The testing center has two objectives - to take the timed pressure off of students when they have an exam, and to help faculty members administer tests.

"On a Monday-Wednesday-Friday class, which is typically 50 minutes, it's difficult for a substantial math exam to be in that short of time," Hughes said. "So in those cases, giving the students an hour and a half, for example, would be very useful to them."

Hughes, who monitors the testing center, also administers the university's math placement exams, which he keeps up-to-date.

"Mostly incoming freshman take the exam, but other students take the exam as well," Hughes said. "That gives them a starting point for where they can place in a math program."

The success center launched in the mid 70s and was originally known as the Learning Center. Hughes said the program had a mastery philosophy where students used the center to repeat exams until they achieved a specific level, but that changed about eight years ago.

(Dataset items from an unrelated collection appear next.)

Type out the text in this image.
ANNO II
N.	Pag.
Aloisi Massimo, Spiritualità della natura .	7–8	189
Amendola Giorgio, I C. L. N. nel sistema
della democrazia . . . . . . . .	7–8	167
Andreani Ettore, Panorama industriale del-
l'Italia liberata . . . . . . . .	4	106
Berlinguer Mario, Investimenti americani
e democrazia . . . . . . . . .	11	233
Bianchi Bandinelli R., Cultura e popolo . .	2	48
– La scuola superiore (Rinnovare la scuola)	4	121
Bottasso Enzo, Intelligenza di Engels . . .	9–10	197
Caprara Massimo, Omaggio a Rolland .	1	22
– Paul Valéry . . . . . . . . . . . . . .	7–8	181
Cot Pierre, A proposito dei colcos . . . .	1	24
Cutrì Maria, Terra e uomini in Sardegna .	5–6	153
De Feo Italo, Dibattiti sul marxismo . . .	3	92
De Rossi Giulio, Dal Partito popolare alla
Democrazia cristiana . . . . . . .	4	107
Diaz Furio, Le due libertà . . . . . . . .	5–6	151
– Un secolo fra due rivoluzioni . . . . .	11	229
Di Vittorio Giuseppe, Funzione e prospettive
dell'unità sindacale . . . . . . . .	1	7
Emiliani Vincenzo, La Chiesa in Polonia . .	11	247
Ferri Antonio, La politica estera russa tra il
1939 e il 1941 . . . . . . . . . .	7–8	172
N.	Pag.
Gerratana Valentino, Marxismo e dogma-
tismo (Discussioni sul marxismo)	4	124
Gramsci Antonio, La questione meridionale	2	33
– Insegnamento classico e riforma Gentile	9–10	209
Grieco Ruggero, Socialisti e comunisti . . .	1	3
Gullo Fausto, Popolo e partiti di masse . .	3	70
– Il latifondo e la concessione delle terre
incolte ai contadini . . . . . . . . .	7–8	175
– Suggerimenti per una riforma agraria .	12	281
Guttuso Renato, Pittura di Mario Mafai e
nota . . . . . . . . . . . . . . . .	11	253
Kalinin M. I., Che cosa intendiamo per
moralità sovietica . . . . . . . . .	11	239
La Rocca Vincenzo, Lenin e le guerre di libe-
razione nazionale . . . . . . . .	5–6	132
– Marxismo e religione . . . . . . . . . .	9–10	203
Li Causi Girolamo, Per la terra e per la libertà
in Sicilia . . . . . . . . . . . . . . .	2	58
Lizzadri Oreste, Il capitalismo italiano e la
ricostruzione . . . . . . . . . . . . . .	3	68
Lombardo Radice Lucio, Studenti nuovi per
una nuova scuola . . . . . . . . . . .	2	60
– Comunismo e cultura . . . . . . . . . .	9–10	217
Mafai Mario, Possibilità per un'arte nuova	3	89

"Part of the change was due to the fact that intermediate algebra and college algebra were looked at by the state higher education department," Hughes said. "They basically ruled that we couldn't do mastery anymore, because in the mastery system a student was allowed to finish the course in the second semester if they didn't complete it in the first."

He said part of the mandate from the state legislature didn't allow that. Today, students must start and finish a class in a single semester.

Alvarado pointed out that students who generally come to the center for help with lower level algebra classes will continue to come when they take the higher lever classes, because they've gotten used to visiting the center.

"Not everybody comes here just because they have a question," Alvarado said. "Some just feel comfortable. It's a place outside of their dorm, a room away from their roommates, where they can actually work and get things done."

Next semester, Cooke plans to take business calculus before moving on to statistics. He also plans to get extra help at the center.

The Math Success Center is open from 9 a.m. to 8 p.m. Monday through Thursday, and from 9 a.m. to 5 p.m. Fridays. The center is closed on the weekend. For more information visit their website at http://www.math.nmsu.edu/msc/.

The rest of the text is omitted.